4.08.2009
troszkę mam dosyć. wiatr mam ciągle w nos, ciężko „iść” pod wiatr, kiedy dosłownie milimetry na samosterze dają nam te upragnione 10 stopni, których potrzebujemy, aby walczyć z falami nie „odpadając” na nich i nie przekraczając linii wiatru, kiedy „nosi” nas w przeciwną stronę… a samoster nie chce dać się zablokować, żeby trzymał...
jest noc. wiatr na moment „siadł” a ja zasnęłam, no, i wyniosło mnie na północ, a tak walczyłam o każdą milę, by zejść jak najbardziej na południe. nic to. wiatr się zerwał, znów „odkręcił” na jeszcze mniej korzystny. teraz to ja sobie znowu mogę „iść” chyba nigdzie.

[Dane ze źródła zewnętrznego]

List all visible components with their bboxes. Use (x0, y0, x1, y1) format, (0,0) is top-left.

ale to nic. chciałam spróbować i zobaczyć jakby tu sobie pomóc (bo a to kabestan nie działa, albo linki od samosteru, a czasem TO albo TAMTO…) więc załączyłam silnik, i co? nie wyrzuca wody! co jeszcze mogę znieść? przyszło mi więc zajrzeć do silnika, w tę piękną noc.
albo poszedł impeller - nie znam nazwy tego po polsku, ale to takie gumowe „coś” w środku pompy wodnej do chłodzenia silnika. albo... jest nadzieja, że to tylko pasek się poluzował. znaczy się – może - jeśli uda mi się go naciągnąć to będzie działało. rzuca jachtem, jest noc, ciężko jest działać przy silniku bo TO jest z drugiej jego strony, więc cała muszę się na niego położyć i jeszcze utrzymać światło, narzędzia... i jeśli okaże się, że to jednak impeller to muszę całe zaprowiantowanie, wodę i żagle powyciągać ze schowka by rozmontować ścianę do silnika, inaczej nie dostanę się do pompy... zakładając, że choć przy tym płynęłabym tylko w kierunku Galapagos byłoby mi lżej to znieść. ale nic nie mogę zrobić...
dziś miałam zatem „nieco” dość. znaczy się jestem „nieco” zmęczona tym wiatrem w nos, brakiem słońca, ech….
A wiecie co się jeszcze stało? ptak „narobił mi” na stopę, nie uwierzycie! ja też nie mogłam :) jak sterowałam to zrzucił bombę akurat na mnie, no, ciekawe co jadł? Ptaszysko jedne. ale z tego wszystkiego się już tylko uśmiałam, bo już nie mam słów, ani tym bardziej sił.
w dzień widziałam "najniebieściejszy" na świecie skrawek nieba. wśród 100 procentowego zachmurzenia nagle pokazał się tak niebieski, taki piękny… kawałeczek. zobaczycie na zdjęciu. to był TAKI moment dla mnie właśnie. uśmiechnęłam się i zapamiętam go.
a, to był jednak pasek w tym silniku. za pierwszym razem jak zastartowałam - nic. ale coś mnie pokusiło i spróbowałam raz jeszcze i… woda poszła!!! Hurra, jak się cieszę! „nadzieja nie jest marzeniem, lecz sposobem przekształcania marzeń w rzeczywistość”. (kard.Josepf Suenens).